“The ultimate criterion on which our lives will be judged is what we have done for others” (Pope Francis, “Rejoice and Be Glad,” 104).
A beautiful message from our Holy Father, and a little scary. He continues, citing St. Thomas Aquinas: works of mercy toward our neighbor” are even more noble than our acts of worship (106).
So how can we ever measure up to such a high standard of behavior? Fortunately, God gives us models to follow. One of those was Father Ken Irrgang, a priest of the Diocese of New Ulm. On May 12, family and friends said goodbye to this remarkable man with a Mass of Christian Burial at St. Paul Church in Nicollet, Minnesota.
The eulogy at the end of Mass was an appropriate tribute to Father Ken’s ministry with farmworkers and Cesar Chavez in the 1970s. Marc Grossman of the United Farm Workers Foundation spoke of Father Ken as the longest serving and most beloved chaplain of Cesar Chavez and his farmworkers.
In so many ways Father Ken’s life reflected the seven core themes of Catholic social teaching:
- Respect the life and dignity of all people.
- Participate in building the common good.
- Defend the rights of others and live out our own responsibilities.
- Practice a preferential option for the poor and vulnerable.
- Recognize the dignity of work and defend the rights of workers.
- Strive to live in solidarity with all of God’s people.
- Care for God’s beautiful creation.
Father Ken was a tireless advocate for social justice — working for the rights of farmworkers, speaking up for members of the gay and lesbian community, addressing the needs of immigrants and refugees here in central Minnesota. Catholic social teaching calls us to work for needed changes in our society. It also reminds us to respond to the needs of people in front of us, something Father Ken did faithfully.
For decades he read for the blind through a program at St. Cloud State University, and he tutored immigrants and refugees studying English through the Adult Basic Education program. Remarkably, Father Ken did this until the day he died at age 89.
He was an avid reader and spent most of his retirement days reading books covering a wide range of topics. He often expressed gratitude that God had given him good eyesight even in old age. He was a faithful participant in the Eucharistic celebration at St. Mary’s Cathedral in St. Cloud. He loved dining out with friends and discussing church matters, theological topics, politics and whatever was in that week’s news.
He enjoyed his daily martini, his tomato lunch, and his ice cream treat at night. None of this may seem all that noteworthy, but these activities represent a healthy, balanced lifestyle — one that empowered Father Ken to carry on a life marked by service to others in California and Minnesota.

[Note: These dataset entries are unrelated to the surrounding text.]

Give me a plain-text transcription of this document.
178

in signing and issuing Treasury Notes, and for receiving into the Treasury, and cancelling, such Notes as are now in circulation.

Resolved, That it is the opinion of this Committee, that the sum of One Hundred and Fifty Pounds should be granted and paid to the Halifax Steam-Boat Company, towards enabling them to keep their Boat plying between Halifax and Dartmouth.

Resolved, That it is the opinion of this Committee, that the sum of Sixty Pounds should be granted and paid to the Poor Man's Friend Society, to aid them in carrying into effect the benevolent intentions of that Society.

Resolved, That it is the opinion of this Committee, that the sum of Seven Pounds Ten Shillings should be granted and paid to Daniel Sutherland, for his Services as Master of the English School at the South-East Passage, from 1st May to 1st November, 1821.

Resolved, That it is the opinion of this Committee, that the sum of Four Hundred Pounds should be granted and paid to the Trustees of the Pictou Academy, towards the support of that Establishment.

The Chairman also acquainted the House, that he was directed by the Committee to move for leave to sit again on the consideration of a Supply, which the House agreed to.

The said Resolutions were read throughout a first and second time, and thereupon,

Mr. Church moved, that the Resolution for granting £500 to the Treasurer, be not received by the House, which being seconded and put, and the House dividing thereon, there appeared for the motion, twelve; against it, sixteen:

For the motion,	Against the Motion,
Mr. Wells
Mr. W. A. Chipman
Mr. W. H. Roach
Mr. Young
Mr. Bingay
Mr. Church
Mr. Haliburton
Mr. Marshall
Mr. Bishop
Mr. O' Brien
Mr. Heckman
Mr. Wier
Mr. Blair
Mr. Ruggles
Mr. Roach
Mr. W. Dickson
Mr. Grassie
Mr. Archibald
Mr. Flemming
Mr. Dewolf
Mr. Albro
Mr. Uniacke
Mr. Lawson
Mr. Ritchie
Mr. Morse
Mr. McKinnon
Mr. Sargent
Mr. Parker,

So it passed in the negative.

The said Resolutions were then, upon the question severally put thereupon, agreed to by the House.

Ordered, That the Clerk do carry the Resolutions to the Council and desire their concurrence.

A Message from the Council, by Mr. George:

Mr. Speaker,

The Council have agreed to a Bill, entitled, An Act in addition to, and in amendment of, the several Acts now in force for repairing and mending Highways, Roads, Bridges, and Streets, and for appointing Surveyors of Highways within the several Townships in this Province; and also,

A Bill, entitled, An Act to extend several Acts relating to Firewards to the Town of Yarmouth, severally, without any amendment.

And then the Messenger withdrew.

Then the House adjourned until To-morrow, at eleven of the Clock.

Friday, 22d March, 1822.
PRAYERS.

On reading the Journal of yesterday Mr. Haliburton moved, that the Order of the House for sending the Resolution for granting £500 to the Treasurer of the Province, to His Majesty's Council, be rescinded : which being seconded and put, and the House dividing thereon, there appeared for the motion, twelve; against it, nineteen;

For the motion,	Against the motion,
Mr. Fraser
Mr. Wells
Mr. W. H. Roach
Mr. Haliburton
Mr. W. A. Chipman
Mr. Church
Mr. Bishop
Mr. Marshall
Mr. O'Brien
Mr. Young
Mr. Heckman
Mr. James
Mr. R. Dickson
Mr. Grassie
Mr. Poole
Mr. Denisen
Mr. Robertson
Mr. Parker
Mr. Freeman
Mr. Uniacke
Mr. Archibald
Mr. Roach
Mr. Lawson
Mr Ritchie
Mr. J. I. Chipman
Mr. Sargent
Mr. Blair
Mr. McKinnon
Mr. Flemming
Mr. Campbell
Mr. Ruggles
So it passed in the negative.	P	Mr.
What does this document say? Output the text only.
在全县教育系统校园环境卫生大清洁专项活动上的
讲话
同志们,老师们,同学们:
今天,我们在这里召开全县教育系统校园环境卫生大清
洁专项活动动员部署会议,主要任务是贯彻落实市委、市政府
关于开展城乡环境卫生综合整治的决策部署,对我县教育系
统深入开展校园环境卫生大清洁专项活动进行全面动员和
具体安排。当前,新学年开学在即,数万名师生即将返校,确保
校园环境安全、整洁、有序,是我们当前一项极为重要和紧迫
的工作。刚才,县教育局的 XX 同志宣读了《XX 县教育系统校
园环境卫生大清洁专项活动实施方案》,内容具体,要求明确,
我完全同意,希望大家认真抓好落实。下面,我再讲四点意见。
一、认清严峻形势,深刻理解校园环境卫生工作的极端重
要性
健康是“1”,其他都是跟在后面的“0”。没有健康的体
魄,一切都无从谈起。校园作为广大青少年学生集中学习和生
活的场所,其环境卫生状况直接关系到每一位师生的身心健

If our lives are to be judged by what we have done for others, then we need to get busy and figure out how to make that happen, whatever our state in life might be. We also need to know, as Father Ken did, how to shape a healthy, balanced life so that we are capable of serving others and working for a more compassionate and just society.
When Jesus spoke about the last judgment (Matthew 25) and asked whether we fed the hungry, cared for the sick, welcomed the stranger and visited those in prison, these were not judgment criteria meant only for clergy and religious. Christ had all of us in mind.
What Catholic social teaching and, more recently, Pope Francis suggest about how our lives will be judged can be unsettling and frightening. Let us notice, however, and be grateful for, the examples God provides to help us see how we can meet this challenge. I give thanks for the life and example of Father Ken Irrgang.
Bernie Evans is retired from St. John’s University School of Theology/Seminary in Collegeville, where he held the Virgil Michel Ecumenical Chair in Rural Social Ministries.